Growing up with my Dad he gave me the low down on guys and not the PG version. He said the minute guys look at you, they undress you with their eyes. What kills be are those guys that have to totally drool and just look you up and down as they rub there bellies. I’m not a meal!!!!!!! Well, not a meal for them… haha!
FTF are hard to have. I think it’s ez for the girl to start falling for the guy but try to play it cool as if they are not.

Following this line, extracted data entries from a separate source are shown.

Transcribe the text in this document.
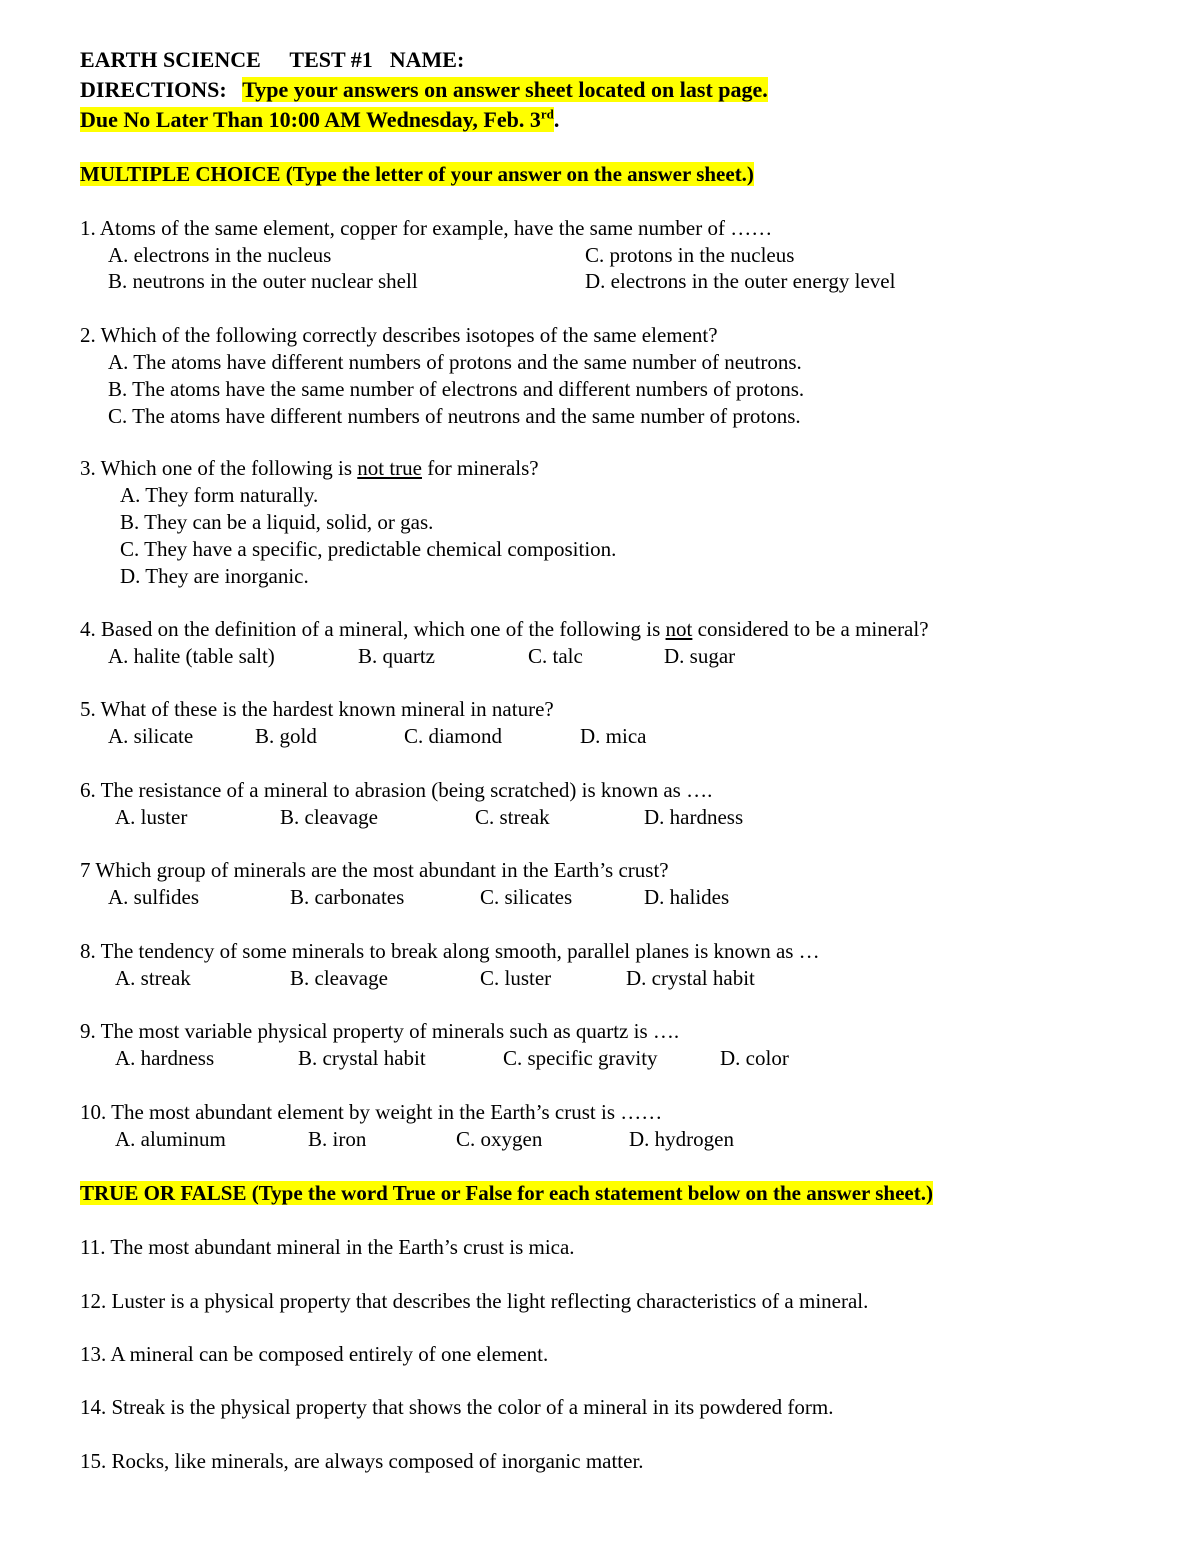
EARTH SCIENCE TEST #1 NAME:
DIRECTIONS: Type your answers on answer sheet located on last page.
Due No Later Than 10:00 AM Wednesday, Feb. 3rd.
MULTIPLE CHOICE (Type the letter of your answer on the answer sheet.)
1. Atoms of the same element, copper for example, have the same number of ……
A. electrons in the nucleus	C. protons in the nucleus
B. neutrons in the outer nuclear shell	D. electrons in the outer energy level
2. Which of the following correctly describes isotopes of the same element?
A. The atoms have different numbers of protons and the same number of neutrons.
B. The atoms have the same number of electrons and different numbers of protons.
C. The atoms have different numbers of neutrons and the same number of protons.
3. Which one of the following is not true for minerals?
A. They form naturally.
B. They can be a liquid, solid, or gas.
C. They have a specific, predictable chemical composition.
D. They are inorganic.
4. Based on the definition of a mineral, which one of the following is not considered to be a mineral?
A. halite (table salt)	B. quartz	C. talc	D. sugar
5. What of these is the hardest known mineral in nature?
A. silicate	B. gold	C. diamond	D. mica
6. The resistance of a mineral to abrasion (being scratched) is known as ….
A. luster	B. cleavage	C. streak	D. hardness
7 Which group of minerals are the most abundant in the Earth’s crust?
A. sulfides	B. carbonates	C. silicates	D. halides
8. The tendency of some minerals to break along smooth, parallel planes is known as …
A. streak	B. cleavage	C. luster	D. crystal habit
9. The most variable physical property of minerals such as quartz is ….
A. hardness	B. crystal habit	C. specific gravity	D. color
10. The most abundant element by weight in the Earth’s crust is ……
A. aluminum	B. iron	C. oxygen	D. hydrogen
TRUE OR FALSE (Type the word True or False for each statement below on the answer sheet.)
11. The most abundant mineral in the Earth’s crust is mica.
12. Luster is a physical property that describes the light reflecting characteristics of a mineral.
13. A mineral can be composed entirely of one element.
14. Streak is the physical property that shows the color of a mineral in its powdered form.
15. Rocks, like minerals, are always composed of inorganic matter.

Some guy actually RUBBED HIS STOMACH while checking you out? Gross! My most recent check-out was last week when I walked from the parking lot to the post office and I saw that a guy walking down the sidewalk was totally turned looking at me. Then at a point he stopped, looked around and walked back where he came. I was confused, until I saw him walk into a store he’d passed. He was so busy not looking where he was going that he passed by where he had to go and had to go back and look all stupid! Anyway, thought that was funny.
Dwaine would agree with you on the FTF females theory.
I agree with busykitty’s theory on the FTF.
Yup I have had guys do it and it’s always the older, HUGE beer belly guy with a hairy happy trail. It’s never the young, 6-pack abs, magazine cut out ones, so I could at least get some enjoyment of it. *sigh* What kills me more is the guys with their significant other right next to them. Men!?!?
That’s funny about the guy who was checking you out. Good thing there wasn’t a pole infront of him or driving.
Dwaine – ya don’t say! haha!
busykitty – re the big belly-rubbing men, that’s just gross! You actually see their happy trails? EWWW! Yeah, I’ve had the significant-other-next-to-them gawk, and at the same time as the incident described above, another guy was walking from the parking lot also, holding his young daughter in his arms. That seems a little wrong to me, too. I don’t think men should be undressing strange women with their eyes while they’re holding their young daughter.
Ya know, I just got back from my dentist and when he said open up I couldn’t help but to think all the stuff he might be thinking.
Cindy – Did you not hear the part when I explained that it’s an involuntary response to visual stimulation (i.e. cleavage, curves…or any “lovely ladies lumps”, as Fergie would put it)?
busykitty – If you only knew. 😉
Dwaine – I did hear you say that. Hence, in the post, I wrote “He said that the porno is automatic…” It’s still gross to have porno playing while holding your toddler girl.
busykitty – I would think dentists are so used to girls opening up that it stops triggering the porno autoplay.
Today the VP’s are serving everyone ice cream. I couldn’t help to about this conversation as one tries to convince me that whip cream goes great with my chocolate and nuts. I passed on it blushing.
Why, busykitty, I do believe you’ve been corrupted.